Nevertheless, when Chen, Oster and Williams control for reporting differences, and focus on microdata from the US, Austria and Finland, they find that the US continues to lag the others in terms of first year survival.  What is particularly interesting is that the difference between the US and other countries accelerates over the course of the first year of life--as neonatal threats recede, the position of the US worsened relative to Austria and Finland.

Here is where inequality comes in--if when Chen and co-authors look at children born to advantaged individuals (meaning married, college-educated and white) in the US, they survive at the same rates as their counterparts in Austria and Finland.  But the trio find that children of disadvantaged parents in the US have much lower survival rates than children of disadvantaged parents in the other countries.  This may well be because Europe's safety nets make the disadvantaged less disadvantaged.

(Dylan Matthews blogs on this paper also).

Thursday, January 29, 2015

No comment necessary

The Violence Policy Center put out a press release this morning relating gun ownership rates to gun death rates.  I wrote to them asking for the complete data, and plotted it.  Here is the plot.

In case you're interested, the bivariate regression's R-squared is .6.

Monday, January 26, 2015

Cities and the Environment--A first order effect?

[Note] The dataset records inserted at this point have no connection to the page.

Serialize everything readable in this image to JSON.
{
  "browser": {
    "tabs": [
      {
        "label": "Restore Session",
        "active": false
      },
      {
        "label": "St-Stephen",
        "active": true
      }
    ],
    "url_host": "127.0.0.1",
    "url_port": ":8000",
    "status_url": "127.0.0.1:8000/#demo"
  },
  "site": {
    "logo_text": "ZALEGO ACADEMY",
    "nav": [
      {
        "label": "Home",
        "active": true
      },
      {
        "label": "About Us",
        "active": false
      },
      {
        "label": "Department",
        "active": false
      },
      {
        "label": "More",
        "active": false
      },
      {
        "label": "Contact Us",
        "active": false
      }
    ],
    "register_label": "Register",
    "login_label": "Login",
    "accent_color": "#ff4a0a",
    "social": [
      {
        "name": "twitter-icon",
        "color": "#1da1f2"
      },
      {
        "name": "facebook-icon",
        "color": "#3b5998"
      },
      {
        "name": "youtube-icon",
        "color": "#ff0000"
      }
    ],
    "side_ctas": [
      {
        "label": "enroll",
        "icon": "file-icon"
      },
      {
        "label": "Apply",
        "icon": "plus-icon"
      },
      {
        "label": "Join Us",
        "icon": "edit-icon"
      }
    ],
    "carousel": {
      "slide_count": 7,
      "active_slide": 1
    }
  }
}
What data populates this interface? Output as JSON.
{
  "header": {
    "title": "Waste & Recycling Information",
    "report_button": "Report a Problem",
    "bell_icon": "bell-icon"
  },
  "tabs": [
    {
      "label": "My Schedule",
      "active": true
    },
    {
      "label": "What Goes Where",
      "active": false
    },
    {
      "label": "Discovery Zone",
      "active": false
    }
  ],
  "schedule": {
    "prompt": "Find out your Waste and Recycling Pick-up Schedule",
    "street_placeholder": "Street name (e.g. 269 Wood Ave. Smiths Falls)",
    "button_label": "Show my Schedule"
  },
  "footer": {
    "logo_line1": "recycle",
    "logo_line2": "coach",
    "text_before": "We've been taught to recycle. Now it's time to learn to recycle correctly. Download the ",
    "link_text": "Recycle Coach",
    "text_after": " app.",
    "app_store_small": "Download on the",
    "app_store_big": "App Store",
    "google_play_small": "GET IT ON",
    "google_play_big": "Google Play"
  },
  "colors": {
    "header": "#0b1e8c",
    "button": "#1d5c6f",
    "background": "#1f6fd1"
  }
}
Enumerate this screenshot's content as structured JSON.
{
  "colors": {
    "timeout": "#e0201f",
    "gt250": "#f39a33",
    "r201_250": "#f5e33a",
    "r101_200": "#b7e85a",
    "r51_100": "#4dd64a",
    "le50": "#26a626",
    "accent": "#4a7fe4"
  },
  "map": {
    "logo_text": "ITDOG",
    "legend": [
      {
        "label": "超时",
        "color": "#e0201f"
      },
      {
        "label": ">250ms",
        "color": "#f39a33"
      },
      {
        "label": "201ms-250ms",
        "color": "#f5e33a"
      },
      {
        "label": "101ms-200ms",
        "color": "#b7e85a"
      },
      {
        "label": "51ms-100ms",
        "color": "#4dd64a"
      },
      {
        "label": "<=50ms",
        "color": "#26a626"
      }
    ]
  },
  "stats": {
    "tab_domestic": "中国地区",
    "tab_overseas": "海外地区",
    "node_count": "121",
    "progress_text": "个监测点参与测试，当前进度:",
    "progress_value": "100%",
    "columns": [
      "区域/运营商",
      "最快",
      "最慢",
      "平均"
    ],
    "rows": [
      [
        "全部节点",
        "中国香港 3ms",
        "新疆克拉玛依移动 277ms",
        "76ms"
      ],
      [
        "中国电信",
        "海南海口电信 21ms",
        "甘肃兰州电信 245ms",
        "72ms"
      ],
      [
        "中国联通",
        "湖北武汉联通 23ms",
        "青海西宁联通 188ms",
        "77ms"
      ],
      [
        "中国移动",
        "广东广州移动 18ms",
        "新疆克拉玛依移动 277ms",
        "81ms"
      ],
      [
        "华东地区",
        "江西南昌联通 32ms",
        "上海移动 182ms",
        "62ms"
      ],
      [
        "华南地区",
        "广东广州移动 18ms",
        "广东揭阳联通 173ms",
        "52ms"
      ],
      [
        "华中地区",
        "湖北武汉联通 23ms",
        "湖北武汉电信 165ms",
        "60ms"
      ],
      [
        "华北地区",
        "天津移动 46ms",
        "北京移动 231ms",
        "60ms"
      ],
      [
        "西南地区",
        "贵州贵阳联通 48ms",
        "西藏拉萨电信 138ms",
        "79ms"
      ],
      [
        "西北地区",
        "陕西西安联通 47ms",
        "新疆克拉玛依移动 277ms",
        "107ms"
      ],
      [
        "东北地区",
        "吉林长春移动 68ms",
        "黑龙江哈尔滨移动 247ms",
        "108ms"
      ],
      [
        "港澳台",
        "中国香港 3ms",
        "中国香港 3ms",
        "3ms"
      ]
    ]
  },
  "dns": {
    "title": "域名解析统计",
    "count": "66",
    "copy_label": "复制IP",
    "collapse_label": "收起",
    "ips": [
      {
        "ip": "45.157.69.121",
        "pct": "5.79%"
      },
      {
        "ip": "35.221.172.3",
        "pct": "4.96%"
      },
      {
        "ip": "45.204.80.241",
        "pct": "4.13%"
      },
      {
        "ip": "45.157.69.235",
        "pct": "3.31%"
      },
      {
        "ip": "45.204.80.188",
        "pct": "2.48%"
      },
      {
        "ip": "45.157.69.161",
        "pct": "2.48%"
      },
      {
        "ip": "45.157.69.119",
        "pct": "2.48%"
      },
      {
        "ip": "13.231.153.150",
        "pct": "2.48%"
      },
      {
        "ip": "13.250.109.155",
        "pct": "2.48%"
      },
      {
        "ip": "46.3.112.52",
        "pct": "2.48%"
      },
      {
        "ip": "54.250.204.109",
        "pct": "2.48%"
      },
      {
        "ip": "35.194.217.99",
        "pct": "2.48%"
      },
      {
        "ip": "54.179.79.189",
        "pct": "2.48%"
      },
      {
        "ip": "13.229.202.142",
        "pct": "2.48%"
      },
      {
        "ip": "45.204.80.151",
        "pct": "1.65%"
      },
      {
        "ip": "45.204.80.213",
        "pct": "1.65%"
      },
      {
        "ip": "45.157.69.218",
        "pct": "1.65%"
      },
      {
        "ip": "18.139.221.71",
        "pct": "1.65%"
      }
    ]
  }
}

I was reading a story about peak driving over the weekend.  In the course of reading the story, I discerned that we here in California drive far less than the average American.  In fact, California ranks 41st among the states in per capita driving:

Date are from the Insurance Institute for Highway Safety.

Given the stereotype about California (as a place where everyone drives, always), this was a surprise to me.  But then it dawned on me--when one excludes the District of Columbia (which is kind of like a state, just without representation), California is the most urbanized state in the country.  And so I drew a scatter plot of VMT per capita against urbanization by state:

The negative correlation is quite apparent. To anyone who might be interested, here is the bivariate regression:

       mpc |      Coef.   Std. Err.      t    P>|t|     [95% Conf. Interval]
       var4 |  -81.73815    14.1223    -5.79   0.000     -110.118   -53.35832
       cons |   15994.33   1066.959    14.99   0.000      13850.2    18138.47

So a one percentage point increase in urbanization is associated with an 81 mile per year reduction in driving.  I think the direction of causality is not too big a problem here (it is hard to tell a story that more driving causes a reduction in urbanization).  So Matt Kahn, Ed Glaeser and Richard Florida are all right--cities are environmentally friendly!

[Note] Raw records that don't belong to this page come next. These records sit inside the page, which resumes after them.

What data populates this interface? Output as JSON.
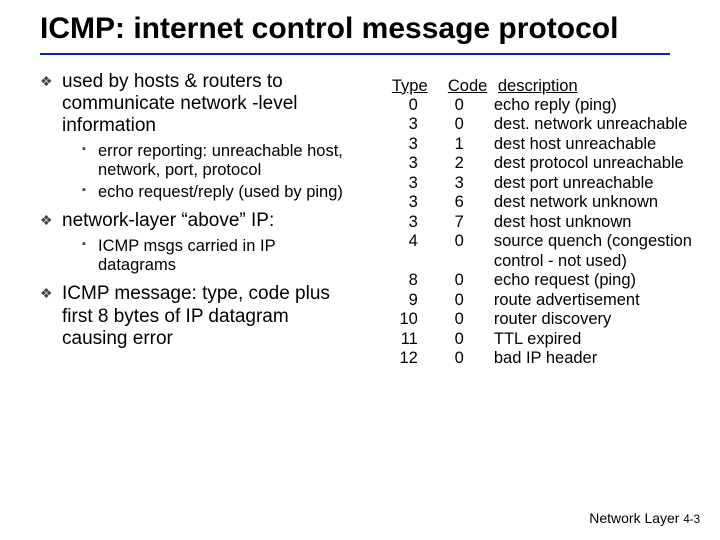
{
  "title": "ICMP: internet control message protocol",
  "left": {
    "items": [
      {
        "text": "used by hosts & routers to communicate network -level information",
        "sub": [
          "error reporting: unreachable host, network, port, protocol",
          "echo request/reply (used by ping)"
        ]
      },
      {
        "text": "network-layer “above” IP:",
        "sub": [
          "ICMP msgs carried in IP datagrams"
        ]
      },
      {
        "text": "ICMP message: type, code plus first 8 bytes of IP datagram causing error",
        "sub": []
      }
    ]
  },
  "table": {
    "headers": {
      "type": "Type",
      "code": "Code",
      "desc": "description"
    },
    "rows": [
      {
        "type": "0",
        "code": "0",
        "desc": "echo reply (ping)"
      },
      {
        "type": "3",
        "code": "0",
        "desc": "dest. network unreachable"
      },
      {
        "type": "3",
        "code": "1",
        "desc": "dest host unreachable"
      },
      {
        "type": "3",
        "code": "2",
        "desc": "dest protocol unreachable"
      },
      {
        "type": "3",
        "code": "3",
        "desc": "dest port unreachable"
      },
      {
        "type": "3",
        "code": "6",
        "desc": "dest network unknown"
      },
      {
        "type": "3",
        "code": "7",
        "desc": "dest host unknown"
      },
      {
        "type": "4",
        "code": "0",
        "desc": "source quench (congestion"
      },
      {
        "type": "",
        "code": "",
        "desc": "control - not used)"
      },
      {
        "type": "8",
        "code": "0",
        "desc": "echo request (ping)"
      },
      {
        "type": "9",
        "code": "0",
        "desc": "route advertisement"
      },
      {
        "type": "10",
        "code": "0",
        "desc": "     router discovery"
      },
      {
        "type": "11",
        "code": "0",
        "desc": "        TTL expired"
      },
      {
        "type": "12",
        "code": "0",
        "desc": "     bad IP header"
      }
    ]
  },
  "footer": {
    "label": "Network Layer",
    "page": "4-3"
  }
}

[BTW, a little Googling led me to a paper that relates to all this].

Monday, January 19, 2015

How choosing the right discount rate matters to Max Scherzer

My student Hyojung Lee sent me to a cute article about how Max Scherzer's $210 million contract is not really a $210 million contract.  Because Scherzer is getting $15 million per year over 14 years, the present value of the contract is substantially less than $210 million; it is also worth less than a contract that pays $30 million per year over the seven years he is expected to pitch.

But Dave Cameron (the author of the piece) assigns a 7 percent discount rate to the contract.  The present value of $15 million per year over 14 years at a 7 percent discount rate is about $131 million. He chose 7 percent as the discount rate because that is the expected long run return of investing in the stock market.

A contract is not, however, like a stock.  It is a bond--contracts have seniority to equity, and guarantee a particular cash flow.  I would guess the Nats (unlike the Expos) are something like a BBB company.  The current bond yield on BBB issues is currently about 3.6 percent.  Discounting the value of the Scherzer contract at 3.6 percent produces a present value of $163 million.  Not that $131 million isn't nothing, but $163 million is a lot more.

[Update: Adam Levitin says that MLB teams are more like AAA (in bond rating, not playing quality, except, perhaps for the Diamondbacks last year), because all of baseball backs team contracts (when the Rangers went bankrupt, all players got paid).  That would drive the discount rate to 2.8 percent, and raise the value of the contract to $172 million.]